The fifth rule of inference is the formal version of the principle of mathematical induction, which we used once already informally in showing that the Fibonacci numbers form an arithmetic set. My preferred way of thinking about the principle of mathematical induction is as the statement that every non-empty set of natural numbers has a least element.
To see why this minimum principle implies the rule above consider the set of natural numbers which, when substituted for all free occurrences of \({ V }\) in \({ P }\), yield a false statement. If there are any then there’s a least one. It can’t be 0 because \({ Q }\) is true. If it’s not zero then it’s the successor of some natural number. Call that number \({ x }\). So substituting \({ x ' }\) for \({ V }\) in \({ P }\) gives a false statement. But \({ x ' }\) was the least number with this property so substituting \({ x }\) would give a true statement. Substituting \({ x ' }\) for \({ V }\) in \({ P }\) is the same as substituting \({ x }\) for \({ V }\) in \({ R }\) though and we have \({ [ ∀ V . ( P ⊃ R ) ] }\). Substituting \({ x }\) for \({ V }\) in this, which we are allowed to do by one of logical rules of inference for quantifiers, would give a contradiction, so our assumption that there is an integer which, when substituted into \({ P }\) for \({ V }\) makes the statement false is incorrect. In other words, substituting any value for \({ V }\) gives a true statement. But that’s the same as saying that \({ ( ∀ V . P ) }\) is true. So the minimum principle implies the principle of mathematical induction.

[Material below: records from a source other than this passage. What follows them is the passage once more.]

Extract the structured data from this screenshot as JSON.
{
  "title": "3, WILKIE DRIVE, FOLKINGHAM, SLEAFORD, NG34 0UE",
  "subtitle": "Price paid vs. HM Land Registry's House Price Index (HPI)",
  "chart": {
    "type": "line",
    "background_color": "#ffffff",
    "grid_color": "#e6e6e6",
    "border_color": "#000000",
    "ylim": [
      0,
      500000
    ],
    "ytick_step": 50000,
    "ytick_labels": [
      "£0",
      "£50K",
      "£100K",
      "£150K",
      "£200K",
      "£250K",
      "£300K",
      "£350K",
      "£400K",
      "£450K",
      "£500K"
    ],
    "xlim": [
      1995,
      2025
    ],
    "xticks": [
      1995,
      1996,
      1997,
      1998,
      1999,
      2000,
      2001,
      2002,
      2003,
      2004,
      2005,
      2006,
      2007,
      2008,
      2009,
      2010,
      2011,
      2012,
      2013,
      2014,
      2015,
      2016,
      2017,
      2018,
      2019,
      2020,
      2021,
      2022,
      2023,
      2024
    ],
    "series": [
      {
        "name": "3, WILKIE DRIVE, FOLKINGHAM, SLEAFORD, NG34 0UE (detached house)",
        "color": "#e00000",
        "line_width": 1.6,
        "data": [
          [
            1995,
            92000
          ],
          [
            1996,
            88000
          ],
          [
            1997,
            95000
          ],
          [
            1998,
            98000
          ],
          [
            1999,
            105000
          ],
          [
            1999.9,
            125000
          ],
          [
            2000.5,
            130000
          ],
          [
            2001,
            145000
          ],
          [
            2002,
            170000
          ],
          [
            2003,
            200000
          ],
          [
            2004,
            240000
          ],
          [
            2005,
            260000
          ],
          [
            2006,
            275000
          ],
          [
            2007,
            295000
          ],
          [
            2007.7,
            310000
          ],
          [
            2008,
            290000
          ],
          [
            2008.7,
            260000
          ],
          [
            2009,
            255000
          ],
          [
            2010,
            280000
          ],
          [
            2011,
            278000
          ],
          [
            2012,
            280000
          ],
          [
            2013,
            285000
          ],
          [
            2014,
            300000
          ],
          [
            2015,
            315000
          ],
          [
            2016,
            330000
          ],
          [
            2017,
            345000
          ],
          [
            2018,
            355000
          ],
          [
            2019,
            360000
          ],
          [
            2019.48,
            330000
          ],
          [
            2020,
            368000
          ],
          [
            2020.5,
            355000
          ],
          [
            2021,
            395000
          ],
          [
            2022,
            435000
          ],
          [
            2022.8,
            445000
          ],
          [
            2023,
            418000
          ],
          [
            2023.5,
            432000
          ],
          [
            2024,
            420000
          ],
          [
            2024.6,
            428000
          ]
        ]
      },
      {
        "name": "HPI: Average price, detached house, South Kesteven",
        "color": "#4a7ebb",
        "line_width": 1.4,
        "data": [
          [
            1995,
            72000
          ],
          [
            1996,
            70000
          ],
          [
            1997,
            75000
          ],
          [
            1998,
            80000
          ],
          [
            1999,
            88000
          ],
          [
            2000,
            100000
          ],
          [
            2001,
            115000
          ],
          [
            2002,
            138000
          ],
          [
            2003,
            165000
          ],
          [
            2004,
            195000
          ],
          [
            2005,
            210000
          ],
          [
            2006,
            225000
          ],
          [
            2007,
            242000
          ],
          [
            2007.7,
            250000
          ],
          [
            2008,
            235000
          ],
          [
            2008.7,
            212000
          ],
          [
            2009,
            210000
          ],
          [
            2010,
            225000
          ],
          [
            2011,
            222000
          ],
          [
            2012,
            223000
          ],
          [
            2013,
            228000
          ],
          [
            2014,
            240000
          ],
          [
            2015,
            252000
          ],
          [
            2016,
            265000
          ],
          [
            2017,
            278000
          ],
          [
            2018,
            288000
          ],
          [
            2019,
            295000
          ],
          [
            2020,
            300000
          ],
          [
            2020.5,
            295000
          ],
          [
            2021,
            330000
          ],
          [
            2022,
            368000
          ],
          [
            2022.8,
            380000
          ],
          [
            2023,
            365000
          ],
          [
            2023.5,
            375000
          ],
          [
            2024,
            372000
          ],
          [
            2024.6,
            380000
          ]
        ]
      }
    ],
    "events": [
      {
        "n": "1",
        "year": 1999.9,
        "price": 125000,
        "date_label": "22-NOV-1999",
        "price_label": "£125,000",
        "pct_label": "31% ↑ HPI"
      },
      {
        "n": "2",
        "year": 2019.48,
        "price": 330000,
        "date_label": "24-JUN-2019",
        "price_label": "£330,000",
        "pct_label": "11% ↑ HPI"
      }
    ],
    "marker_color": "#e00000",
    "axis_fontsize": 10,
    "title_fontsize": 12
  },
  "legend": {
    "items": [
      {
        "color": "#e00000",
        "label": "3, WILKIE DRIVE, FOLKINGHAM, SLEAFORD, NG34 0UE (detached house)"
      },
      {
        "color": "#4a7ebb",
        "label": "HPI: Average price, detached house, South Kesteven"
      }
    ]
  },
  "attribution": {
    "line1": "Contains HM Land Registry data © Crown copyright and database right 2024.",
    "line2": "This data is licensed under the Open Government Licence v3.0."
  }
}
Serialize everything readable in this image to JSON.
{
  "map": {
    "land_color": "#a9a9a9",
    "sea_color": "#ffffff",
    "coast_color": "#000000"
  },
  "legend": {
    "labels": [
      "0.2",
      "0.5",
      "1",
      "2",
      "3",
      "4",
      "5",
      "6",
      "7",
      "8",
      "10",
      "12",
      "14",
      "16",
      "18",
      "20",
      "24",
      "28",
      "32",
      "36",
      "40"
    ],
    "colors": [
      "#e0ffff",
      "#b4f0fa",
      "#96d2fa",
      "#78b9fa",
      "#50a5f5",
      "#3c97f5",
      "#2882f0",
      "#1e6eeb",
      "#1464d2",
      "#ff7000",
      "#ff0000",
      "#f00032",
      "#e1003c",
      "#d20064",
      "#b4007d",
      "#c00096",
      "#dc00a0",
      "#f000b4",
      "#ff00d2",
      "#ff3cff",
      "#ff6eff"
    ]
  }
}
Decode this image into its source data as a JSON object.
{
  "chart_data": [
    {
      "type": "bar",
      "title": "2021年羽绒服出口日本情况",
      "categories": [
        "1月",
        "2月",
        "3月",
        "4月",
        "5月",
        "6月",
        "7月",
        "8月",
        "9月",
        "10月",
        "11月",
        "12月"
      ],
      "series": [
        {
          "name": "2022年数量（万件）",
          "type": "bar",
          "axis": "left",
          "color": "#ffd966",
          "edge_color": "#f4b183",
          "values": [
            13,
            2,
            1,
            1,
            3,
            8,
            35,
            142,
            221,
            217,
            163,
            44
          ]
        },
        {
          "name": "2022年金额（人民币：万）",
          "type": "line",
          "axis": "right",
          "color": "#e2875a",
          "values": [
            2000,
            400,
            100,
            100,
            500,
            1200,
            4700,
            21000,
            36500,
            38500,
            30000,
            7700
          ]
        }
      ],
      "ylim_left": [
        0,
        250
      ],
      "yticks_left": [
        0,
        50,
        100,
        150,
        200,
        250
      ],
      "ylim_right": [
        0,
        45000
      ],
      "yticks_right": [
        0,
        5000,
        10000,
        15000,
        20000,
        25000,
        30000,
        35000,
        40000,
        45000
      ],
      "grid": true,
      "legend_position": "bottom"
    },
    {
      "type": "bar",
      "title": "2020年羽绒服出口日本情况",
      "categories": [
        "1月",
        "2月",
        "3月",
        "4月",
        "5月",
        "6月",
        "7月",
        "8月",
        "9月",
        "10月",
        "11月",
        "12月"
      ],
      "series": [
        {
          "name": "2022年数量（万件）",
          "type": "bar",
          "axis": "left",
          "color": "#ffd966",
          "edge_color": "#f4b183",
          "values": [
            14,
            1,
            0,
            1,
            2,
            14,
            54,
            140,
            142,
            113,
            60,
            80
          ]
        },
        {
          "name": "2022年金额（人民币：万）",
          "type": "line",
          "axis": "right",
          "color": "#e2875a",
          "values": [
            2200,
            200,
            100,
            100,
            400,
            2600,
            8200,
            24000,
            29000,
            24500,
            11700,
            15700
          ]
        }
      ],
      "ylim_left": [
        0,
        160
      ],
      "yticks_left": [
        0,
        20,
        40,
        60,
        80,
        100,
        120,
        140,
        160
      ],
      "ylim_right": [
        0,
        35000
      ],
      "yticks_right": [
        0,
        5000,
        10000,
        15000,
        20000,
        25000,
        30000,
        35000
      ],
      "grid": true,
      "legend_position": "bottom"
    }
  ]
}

The reverse implication works as well. Suppose we have a set of natural numbers with no least element. Let \({ P }\) be the statement that no natural number less than the value represented by \({ V }\) belongs to the set. This is vacuously true when 0 is substituted for \({ V }\). Suppose it’s true for some other value. Then this value does not belong to the given set. If it did then it would be the least element of the set because the statement \({ P }\) tells us that no smaller number belongs to the set. Since there is no least element this can’t happen so the value \({ V }\) is not in the set. But then all numbers smaller than the value \({ V ' }\) are not in the set so from \({ P }\) we can deduce \({ P }\) with \({ V }\) replaced by \({ V ' }\), i.e. the statement we previously called \({ R }\). So we now have \({ Q }\) and \({ [ ∀ V . ( P ⊃ R ) ] }\) and therefore, by the principle of mathematical induction, \({ ( ∀ V . P ) }\). But \({ P }\) is the statement that no number less than \({ V }\) belongs to the set. This holds with \({ V }\) replaced by any numerical expression, including \({ x ' }\), where \({ x }\) is a variable. So no number less than \({ x ' };o\) belongs to the set and in particular \({ x }\) does not belong to the set. This holds for all natural numbers \({ x }\) so no natural number belongs to the set, which must therefore be empty. We’ve just seen that a set of natural numbers with no least element is necessarily empty. An equivalent way to say this is that every non-empty set of natural numbers has a least element, which is our minimum principle.
The proof above is an informal one. Indeed it can’t help but be informal. Our language for arithmetic has no notation for sets of natural numbers. We’ve seen how to express particular sets in this language but that’s not sufficient for the minimum principle, which is a statement about all sets of natural numbers. So there’s no way within Peano arithmetic to state the minimum principle, let alone prove its equivalence to the principle of mathematical induction. Once we have a language which includes sets, like the one we’ll introduce in the next chapter, we can give a formal statement of the minimum principle.